Those die-hard Denver Broncos fans and followers of this site in general know that I love the history of pro football and the American Football League.
So when we are preparing to play the Raiders, I cannot help but think of the early history of that team and the mystique that was built — more like inadvertently created — along the way.
The AFL was a stepchild league, and the Raiders were the last team selected, the runts of the litter. They did not even play a game in Oakland until their third season, and they spent their first several days as the "Señors" as opposed to the Raiders. A 1960 Oakland Tribune article announcing the name change noted there was widespread public disapproval of the original name, and a sports writer for the Tribune said that their headline type did not have a tilde for the n in Señors. So they had a second naming contest, and the Raiders were born.
In their first year of play, there was no stadium available in Oakland, so they played in San Francisco at Kezar Stadium. In Year 2, there still was no stadium in Oakland — the Raiders were stepchildren not only in pro football but in their own city, so they again played in San Francisco, this time in Candlestick Park.
But Oakland was trying to get a baseball team, so the civic officials developed the Oakland-Alameda County Coliseum to hopefully house both teams. While it was being constructed, the Raiders played at Frank Youell Field from 1962 through 1965. Sparing no expense (I am being facetious here), Frank Youell Field seated about 22,000 and was named for a local undertaker (who was also a city councilman).
By then, Al Davis had taken over as head coach and eventually managing general partner. He was a tough guy who enjoyed being an underdog, so this situation was tailor-made for future Raiders success.
Davis had unique philosophies in personnel and coaching. He liked the fastest wide receivers he could get, offensive and defensive linemen who were huge and played hard. Davis did not mind if the rest of pro football looked down on the Raiders as "misfits."
Many organizations annually spend thousands of dollars on consulting firms to help design a mission statement. A lot of times, this is baloney, in my humble opinion. Pat Bowlen famously told me, "I want us to be number one in everything."
There is your mission statement for a pro football team.
And Al? Just about everybody knows he said, "Just win, baby."
Davis and the Raiders moved into the Coliseum in the mid-1960s and dominated the AFL, along with Kansas City.
Once asked his opinion of taking what the defense gives you, offensively, Davis responded, "We take what we want."
The Raiders played in the second Super Bowl and adjusted to life in the Coliseum. Rodents were a constant problem, including one that had found its way into the press box beverage station. The stadium was built under the water table in Oakland, so the field was soggy a lot.

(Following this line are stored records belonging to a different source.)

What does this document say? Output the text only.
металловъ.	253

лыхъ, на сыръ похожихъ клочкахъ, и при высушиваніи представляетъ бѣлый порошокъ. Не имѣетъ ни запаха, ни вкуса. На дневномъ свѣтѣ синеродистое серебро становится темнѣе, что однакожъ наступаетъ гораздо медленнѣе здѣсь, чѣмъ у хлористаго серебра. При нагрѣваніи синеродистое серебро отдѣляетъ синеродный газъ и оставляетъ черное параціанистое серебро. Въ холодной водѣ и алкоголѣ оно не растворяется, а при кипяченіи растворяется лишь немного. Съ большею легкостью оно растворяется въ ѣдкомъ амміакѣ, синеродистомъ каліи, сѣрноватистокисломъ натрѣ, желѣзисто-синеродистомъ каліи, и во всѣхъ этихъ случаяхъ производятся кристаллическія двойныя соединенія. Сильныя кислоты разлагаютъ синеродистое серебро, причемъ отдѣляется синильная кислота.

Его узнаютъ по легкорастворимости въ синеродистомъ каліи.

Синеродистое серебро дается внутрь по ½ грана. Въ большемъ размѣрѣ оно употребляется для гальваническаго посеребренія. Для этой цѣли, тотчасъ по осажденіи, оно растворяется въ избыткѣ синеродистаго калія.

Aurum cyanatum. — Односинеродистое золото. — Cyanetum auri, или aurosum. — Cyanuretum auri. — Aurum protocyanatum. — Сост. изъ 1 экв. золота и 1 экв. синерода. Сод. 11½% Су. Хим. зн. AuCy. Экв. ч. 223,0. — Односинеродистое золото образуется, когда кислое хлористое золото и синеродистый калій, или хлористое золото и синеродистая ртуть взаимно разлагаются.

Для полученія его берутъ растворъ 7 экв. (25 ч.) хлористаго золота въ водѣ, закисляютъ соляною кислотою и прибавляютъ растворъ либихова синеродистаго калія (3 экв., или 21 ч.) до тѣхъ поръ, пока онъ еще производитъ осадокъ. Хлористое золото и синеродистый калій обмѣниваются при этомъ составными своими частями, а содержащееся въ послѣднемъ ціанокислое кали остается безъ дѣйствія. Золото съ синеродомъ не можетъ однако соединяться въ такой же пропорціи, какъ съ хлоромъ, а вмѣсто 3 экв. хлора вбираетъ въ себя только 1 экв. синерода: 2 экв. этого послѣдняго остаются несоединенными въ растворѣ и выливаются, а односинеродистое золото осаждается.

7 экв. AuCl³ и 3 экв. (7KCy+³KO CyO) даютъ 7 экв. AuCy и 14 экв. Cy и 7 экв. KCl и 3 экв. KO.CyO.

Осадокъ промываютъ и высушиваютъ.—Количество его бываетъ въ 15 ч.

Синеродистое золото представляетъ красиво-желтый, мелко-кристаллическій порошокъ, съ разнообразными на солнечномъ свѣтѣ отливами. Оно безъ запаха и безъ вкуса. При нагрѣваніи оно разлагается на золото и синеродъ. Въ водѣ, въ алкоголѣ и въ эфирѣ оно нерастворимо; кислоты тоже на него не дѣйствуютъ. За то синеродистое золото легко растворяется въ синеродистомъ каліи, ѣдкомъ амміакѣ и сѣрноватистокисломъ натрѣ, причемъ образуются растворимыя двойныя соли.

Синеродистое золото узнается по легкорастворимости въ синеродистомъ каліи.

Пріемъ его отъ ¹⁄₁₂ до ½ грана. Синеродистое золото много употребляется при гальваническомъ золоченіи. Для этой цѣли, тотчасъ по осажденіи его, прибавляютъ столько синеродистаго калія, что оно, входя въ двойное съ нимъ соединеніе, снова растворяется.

But the Raiders were tough.
Former Bronco defensive end Lyle Alzado, a good friend, once called out to me as their practice was beginning. He was getting ready to lift, not practice, and I inquired as to why he was not practicing.
"My deal with Al is to practice on defense day, and play like hell on Sunday. Otherwise, I can lift, do whatever I want to get ready."
In other words: "Just win, baby!"
They moved to Los Angeles ahead of the 1982 season, playing at the Los Angeles Memorial Coliseum for 13 seasons before moving back to Oakland beginning in 1995.
They stayed at the Oakland-Alameda County Coliseum, widely regarded as the worst stadium in football (and now regarded as one of the two worst stadiums in baseball, along with Tampa Bay), until they made their deal to go to Las Vegas.
And that, of course, is where the Broncos will play them this week, at the fabulous Allegiant Stadium.
They have played at the most home venues of any franchise in the AFC West, and I think it is overdue that the Raiders have their own first-class stadium.
And no team may be more perfectly suited for a city than the Raiders and Las Vegas.
There will not be any fans in attendance this weekend, so we will not be able to judge the full crowd noise until next year. But I have already had a lot of Broncos season tickets holders tell me they cannot wait until they can watch the Broncos play the Raiders in Vegas.
The Broncos and Raiders have done battle since 1960, in one of the most intense rivalries in pro football, and this will be the first time we face our legendary adversaries, now known as the Las Vegas Raiders, continuing unique mystique.